Show that a subset W of a vector space V is a subspace of V if and only if the following condition holds: If u and v are any vectors in W and a and b are any scalars, then au + bv is in W.
To show that a subset $W$ of a vector space $V$ is a subspace of $V$ if and only if the condition holds, we need to prove two things:
1. If $W$ is a subspace of $V$, then for any vectors $u, v \in W$ and scalars $a, b$, the vector $au + bv$ is also in $W$.
2. If for any vectors $u, v \in W$ and scalars $a, b$, the vector $au + bv$ is in $W$, then $W$ is a subspace of $V$.
Let's prove these two statements one by one.
1. If $W$ is a subspace of $V$, then for any vectors $u, v \in W$ and scalars $a, b$, the vector $au + bv$ is also in $W":
To prove this, we need to show that $W$ satisfies the three conditions of being a subspace:
a) The zero vector 0 must belong to $W$. Since $W$ is a subspace of $V$, it contains the zero vector.
b) $W$ must be closed under addition. Let $u, v \in W$. Since $W$ is a subspace, $u + v$ must also be in $W$.
c) $W$ must be closed under scalar multiplication. Let $u \in W$ and $a$ be a scalar. Since $W$ is a subspace, $au$ must also be in $W$.
Now, let's consider the vector $au + bv$. Since $W$ is closed under addition and scalar multiplication, both $au$ and $bv$ are in $W$. Therefore, their sum $au + bv$ is also in $W$. Thus, $W$ satisfies the condition if it is a subspace of $V$.
2. If for any vectors $u, v \in W$ and scalars $a, b$, the vector $au + bv$ is in $W$, then $W$ is a subspace of $V":
To prove this, we need to show that $W$ satisfies the three conditions of being a subspace:
a) The zero vector 0 belongs to $W$. Since $W$ is closed under scalar multiplication, choosing $u = v = 0$ and $a = b = 0$ gives $au + bv = 0$, which implies that the zero vector is in $W$.
b) $W$ is closed under addition. Let $u, v \in W$. We need to show that $u + v$ is also in $W$. By choosing $a = b = 1$, we have $au + bv = u + v$ which is in $W$.

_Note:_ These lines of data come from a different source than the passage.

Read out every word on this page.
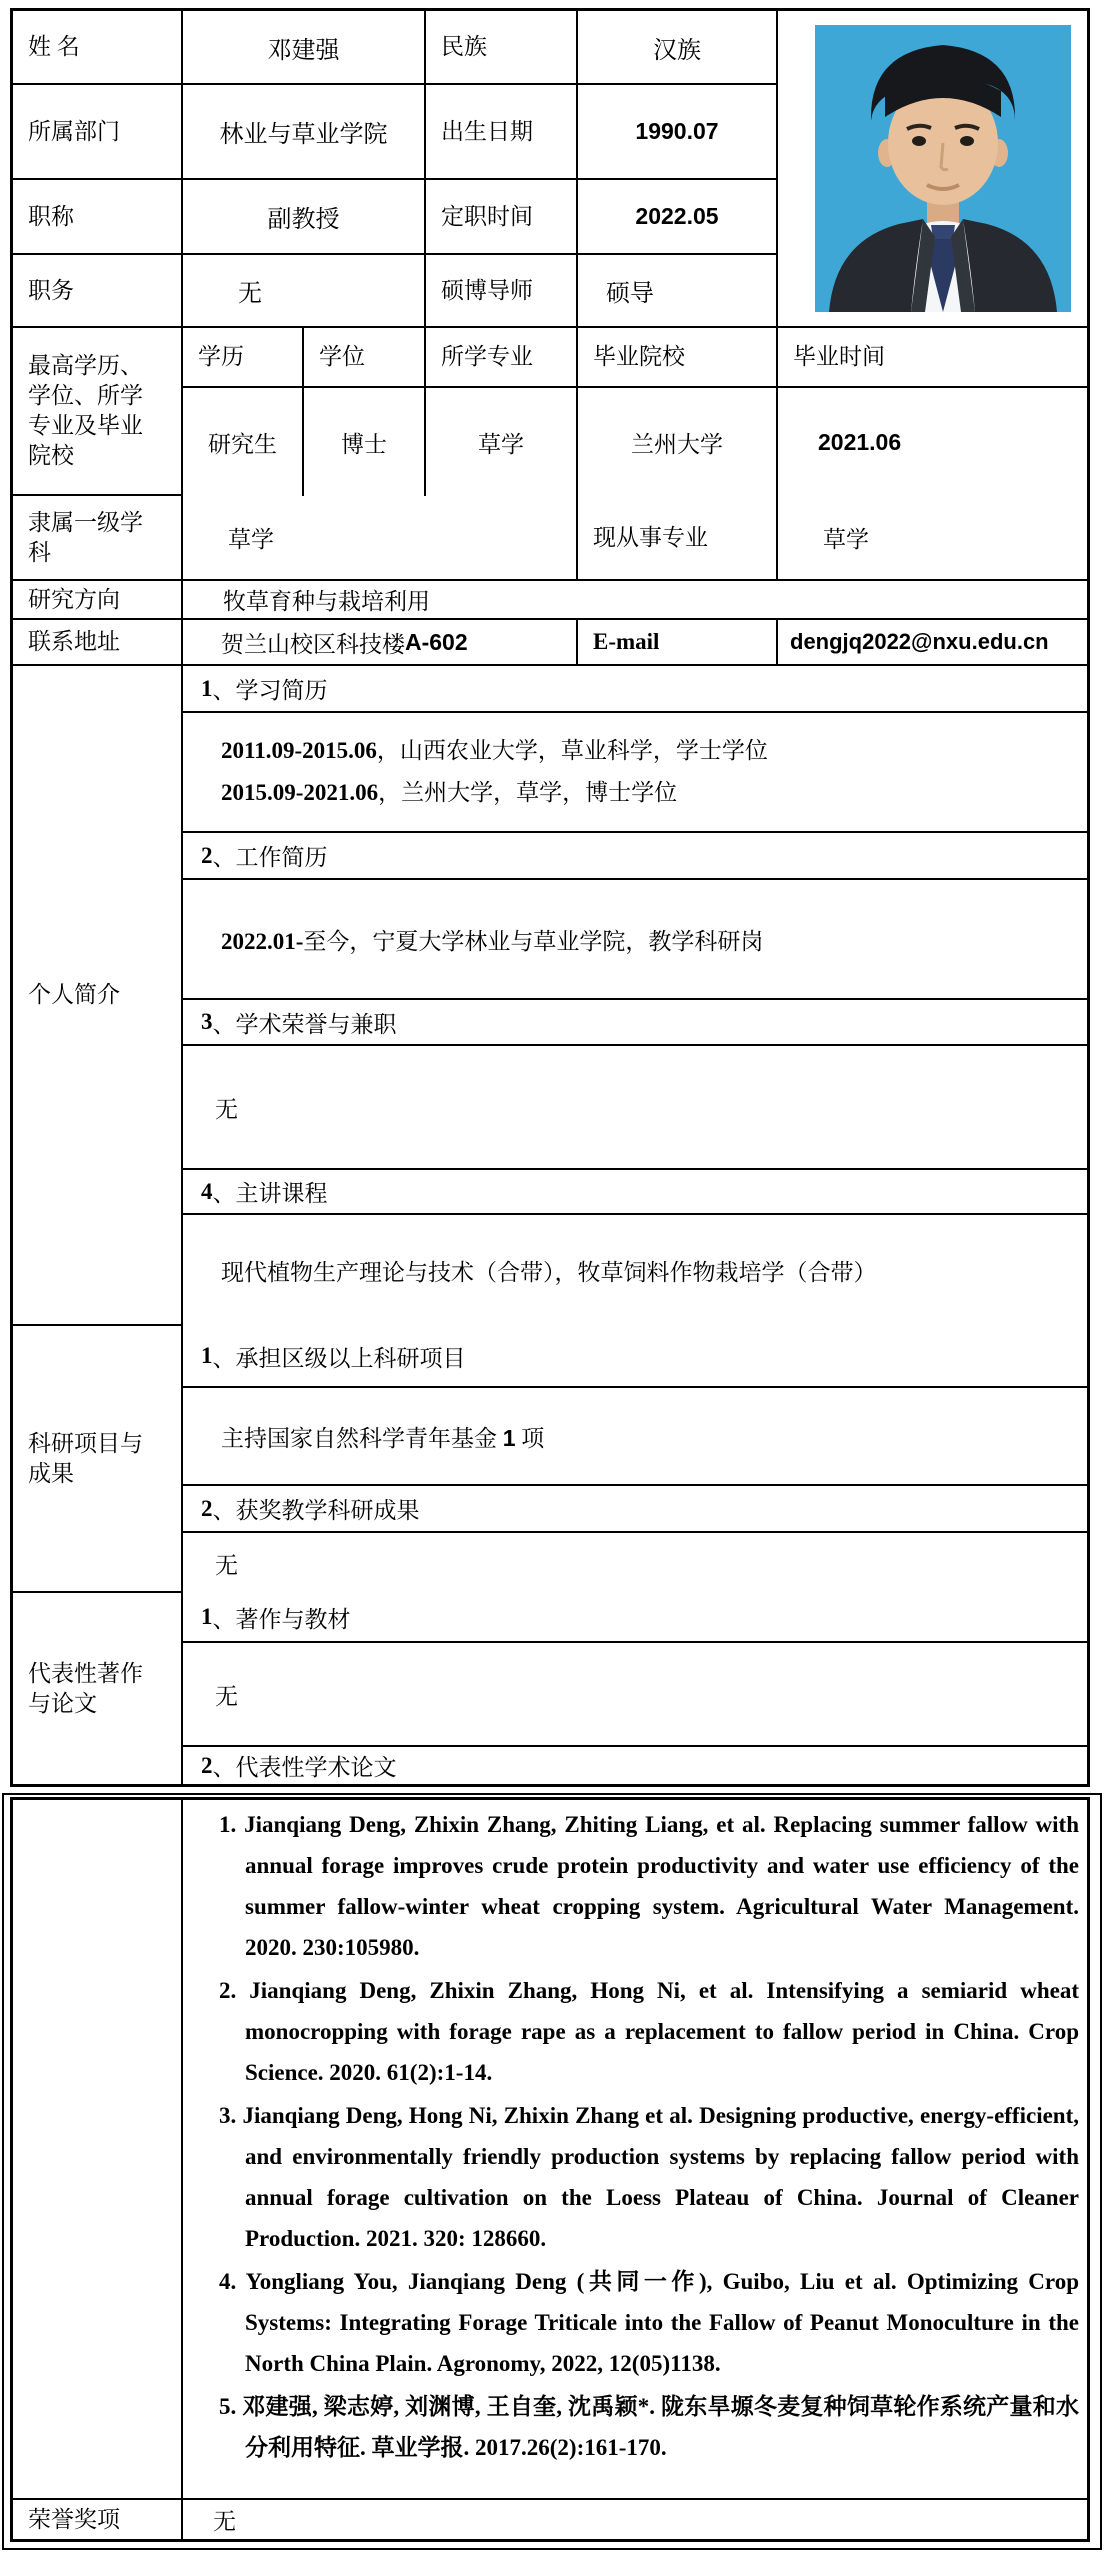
姓 名	邓建强	民族	汉族
所属部门	林业与草业学院	出生日期	1990.07
职称	副教授	定职时间	2022.05
职务	无	硕博导师	硕导
最高学历、学位、所学专业及毕业院校
学历	学位	所学专业	毕业院校	毕业时间
研究生	博士	草学	兰州大学	2021.06
隶属一级学科	草学	现从事专业	草学
研究方向	牧草育种与栽培利用
联系地址	贺兰山校区科技楼 A-602	E-mail	dengjq2022@nxu.edu.cn
个人简介
1 、学习简历
2011.09-2015.06，山西农业大学，草业科学，学士学位
2015.09-2021.06，兰州大学，草学，博士学位
2 、工作简历
2022.01-至今，宁夏大学林业与草业学院，教学科研岗
3 、学术荣誉与兼职
无
4 、主讲课程
现代植物生产理论与技术（合带），牧草饲料作物栽培学（合带）
科研项目与成果
1 、承担区级以上科研项目
主持国家自然科学青年基金 1 项
2 、获奖教学科研成果
无
代表性著作与论文
1 、著作与教材
无
2 、代表性学术论文

1. Jianqiang Deng, Zhixin Zhang, Zhiting Liang, et al. Replacing summer fallow with annual forage improves crude protein productivity and water use efficiency of the summer fallow-winter wheat cropping system. Agricultural Water Management. 2020. 230:105980.

2. Jianqiang Deng, Zhixin Zhang, Hong Ni, et al. Intensifying a semiarid wheat monocropping with forage rape as a replacement to fallow period in China. Crop Science. 2020. 61(2):1-14.

3. Jianqiang Deng, Hong Ni, Zhixin Zhang et al. Designing productive, energy-efficient, and environmentally friendly production systems by replacing fallow period with annual forage cultivation on the Loess Plateau of China. Journal of Cleaner Production. 2021. 320: 128660.

4. Yongliang You, Jianqiang Deng (共同一作), Guibo, Liu et al. Optimizing Crop Systems: Integrating Forage Triticale into the Fallow of Peanut Monoculture in the North China Plain. Agronomy, 2022, 12(05)1138.

5. 邓建强, 梁志婷, 刘渊博, 王自奎, 沈禹颖*. 陇东旱塬冬麦复种饲草轮作系统产量和水分利用特征. 草业学报. 2017.26(2):161-170.

荣誉奖项	无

c) $W$ is closed under scalar multiplication. Let $u \in W$ and $a$ be any scalar. To show that $au \in W$, we choose $v = 0$ and $b = 0$. This gives $au + bv = au + 0 = au$, which is in $W$.
Since $W$ satisfies all three conditions of being a subspace of $V$, we can conclude that $W$ is indeed a subspace of $V$.
Therefore, we have shown that a subset $W$ of a vector space $V$ is a subspace of $V$ if and only if the condition holds: "If $u$ and $v$ are any vectors in $W$ and $a$ and $b$ are any scalars, then $au + bv$ is in $W$."